Theorem. There is a discrete subset of $\mathbb R^2$ that has both translational symmetry and $m$-fold symmetry iff $\varphi(m)\le2$, where $\varphi$ is Euler’s totient function.

Proof. For the neccessity, prove by contradiction. I instead prove that a set that has the said symmetries must not be discrete.

Denote the plane as $\mathbb C$. Assume that there is an $m$-fold symmetry around point $0$. Then, for any lattice site $z$, the point $Rz\coloneqq\alpha z$ (where $\alpha\coloneqq\mathrm e^{2\pi\mathrm i/m}$) is also a lattice site. Assume that there is a translational symmetry with translation $a$, then the point $Tz\coloneqq z+a$ is also a lattice site. Without loss of generality, we can adjust the orientation of our coordinate system and the length unit so that $a=1$.

The group $G$ generated by $\{R,T\}$ is a subgroup of the symmetry group of the lattice. Its action $S\coloneqq\left\{g0\,\middle|\,g\in G\right\}$ on the point $0$ is a subset of all the lattice sites (this is only true when $0$ is a lattice site; I will discuss later the other case).
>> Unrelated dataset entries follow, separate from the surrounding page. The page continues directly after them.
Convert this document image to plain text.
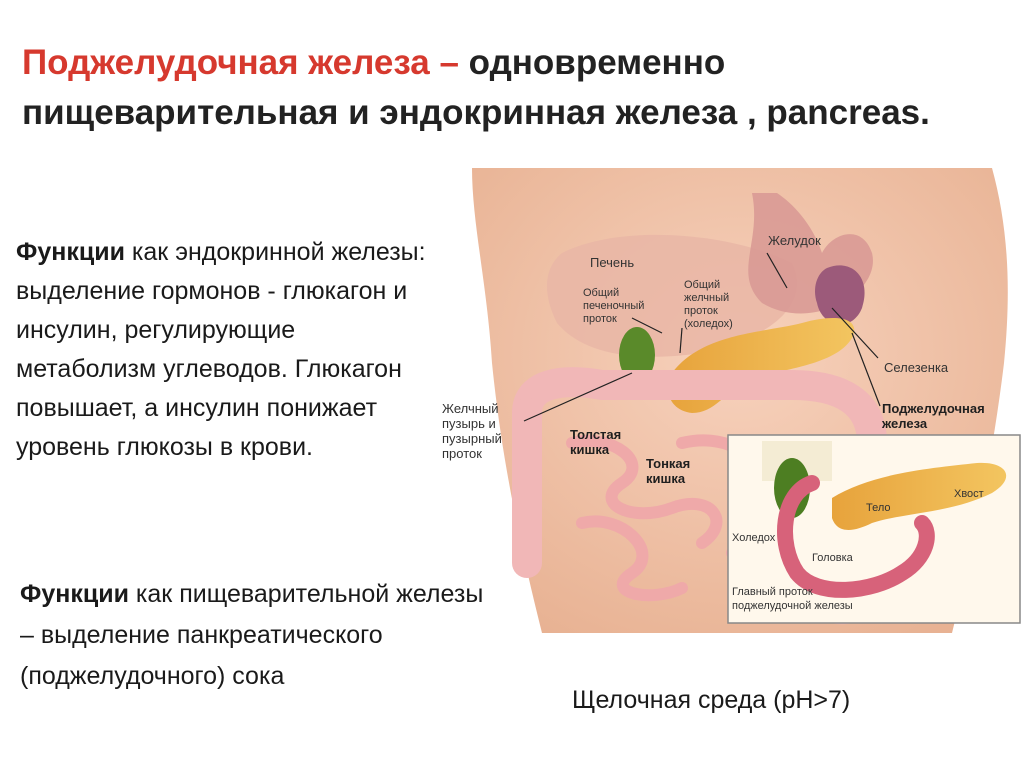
Поджелудочная железа – одновременно пищеварительная и эндокринная железа , pancreas.
Функции как эндокринной железы: выделение гормонов - глюкагон и инсулин, регулирующие метаболизм углеводов. Глюкагон повышает, а инсулин понижает уровень глюкозы в крови.
Функции как пищеварительной железы – выделение панкреатического (поджелудочного) сока
Щелочная среда (pH>7)
Печень
Желудок
Общий
печеночный
проток
Общий
желчный
проток
(холедох)
Селезенка
Поджелудочная
железа
Желчный
пузырь и
пузырный
проток
Толстая
кишка
Тонкая
кишка
Тело
Хвост
Холедох
Головка
Главный проток
поджелудочной железы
Notice that for any $z\in S,n\in\mathbb Z$, we have $T^nRz=n+\alpha z\in S$. Therefore, by expanding any polynomial with integer coefficients using Horner’s rule, we can see that $\mathbb Z[\alpha]\subseteq S$.
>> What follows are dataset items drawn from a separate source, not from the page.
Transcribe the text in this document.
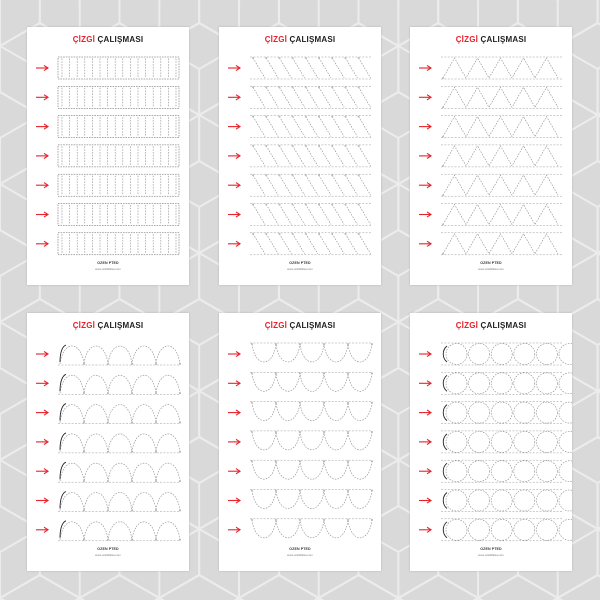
ÇİZGİ ÇALIŞMASI
OZEN PTED
www.ozelbilkisa.com
ÇİZGİ ÇALIŞMASI
OZEN PTED
www.ozelbilkisa.com
ÇİZGİ ÇALIŞMASI
OZEN PTED
www.ozelbilkisa.com
ÇİZGİ ÇALIŞMASI
OZEN PTED
www.ozelbilkisa.com
ÇİZGİ ÇALIŞMASI
OZEN PTED
www.ozelbilkisa.com
ÇİZGİ ÇALIŞMASI
OZEN PTED
www.ozelbilkisa.com
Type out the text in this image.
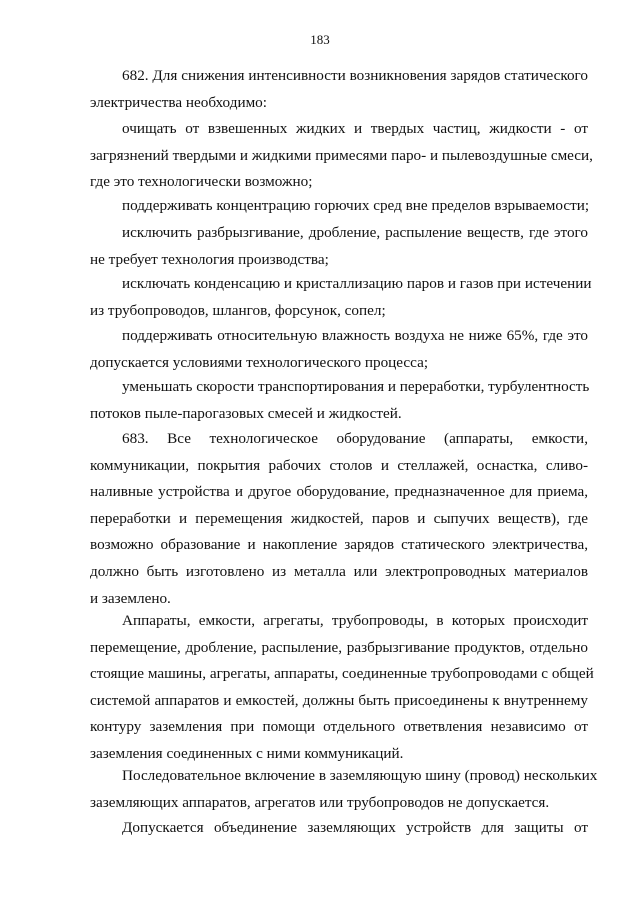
183
682. Для снижения интенсивности возникновения зарядов статического
электричества необходимо:
очищать от взвешенных жидких и твердых частиц, жидкости - от
загрязнений твердыми и жидкими примесями паро- и пылевоздушные смеси,
где это технологически возможно;
поддерживать концентрацию горючих сред вне пределов взрываемости;
исключить разбрызгивание, дробление, распыление веществ, где этого
не требует технология производства;
исключать конденсацию и кристаллизацию паров и газов при истечении
из трубопроводов, шлангов, форсунок, сопел;
поддерживать относительную влажность воздуха не ниже 65%, где это
допускается условиями технологического процесса;
уменьшать скорости транспортирования и переработки, турбулентность
потоков пыле-парогазовых смесей и жидкостей.
683. Все технологическое оборудование (аппараты, емкости,
коммуникации, покрытия рабочих столов и стеллажей, оснастка, сливо-
наливные устройства и другое оборудование, предназначенное для приема,
переработки и перемещения жидкостей, паров и сыпучих веществ), где
возможно образование и накопление зарядов статического электричества,
должно быть изготовлено из металла или электропроводных материалов
и заземлено.
Аппараты, емкости, агрегаты, трубопроводы, в которых происходит
перемещение, дробление, распыление, разбрызгивание продуктов, отдельно
стоящие машины, агрегаты, аппараты, соединенные трубопроводами с общей
системой аппаратов и емкостей, должны быть присоединены к внутреннему
контуру заземления при помощи отдельного ответвления независимо от
заземления соединенных с ними коммуникаций.
Последовательное включение в заземляющую шину (провод) нескольких
заземляющих аппаратов, агрегатов или трубопроводов не допускается.
Допускается объединение заземляющих устройств для защиты от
Because $\alpha$ is an algebraic integer of degree $\varphi(m)$ (the minimal polynomial of $\alpha$ is known as the $m$th cyclotomic polynomial), the generating set of $\mathbb Z[\alpha]$ must have at least $\varphi(m)$ elements. Therefore, according to Lemma 1, $\mathbb Z[\alpha]$ is discrete iff $\varphi(m)\le2$.

For the case where $0$ is not a lattice site, we can generate $S$ by acting $G$ on any lattice site $z_0$. We can then easily prove that $z_0+\mathbb Z[\alpha]\subseteq S$. To prove this, we just need to see that we can act $R^{-k}$ on $z_0$ before further acting $T^nR$ on it for $k$ times. All the other steps are the same and still valid.
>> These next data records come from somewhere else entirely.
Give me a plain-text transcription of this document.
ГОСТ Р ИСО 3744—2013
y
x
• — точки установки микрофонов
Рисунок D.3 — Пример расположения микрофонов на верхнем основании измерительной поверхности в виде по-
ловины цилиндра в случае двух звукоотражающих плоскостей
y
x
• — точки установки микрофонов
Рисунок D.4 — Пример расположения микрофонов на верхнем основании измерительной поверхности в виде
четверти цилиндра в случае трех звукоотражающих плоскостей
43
For the sufficiency, because there are only finitely many $m$’s that satisfy $\varphi\!\left(m\right)\le2$. Therefore, we can enumerate these $m$’s and see that we can easily construct a plane lattice with both translational symmetry and $m$-fold symmetry for each $m$. $\square$

I know the original problem in the book was probably not intended to be solved in this way, but it is really amazing how some seemingly purely mathematical areas can have their applications in physics, especially in an exercise problem of a physics textbook where pure mathematics is pretty unexpected.

Unfortunately, this proof, which is based on algebraic properties of certain complex numbers, does not generalize to higher dimensions because we cannot use the complex plane to represent a high-dimensional space.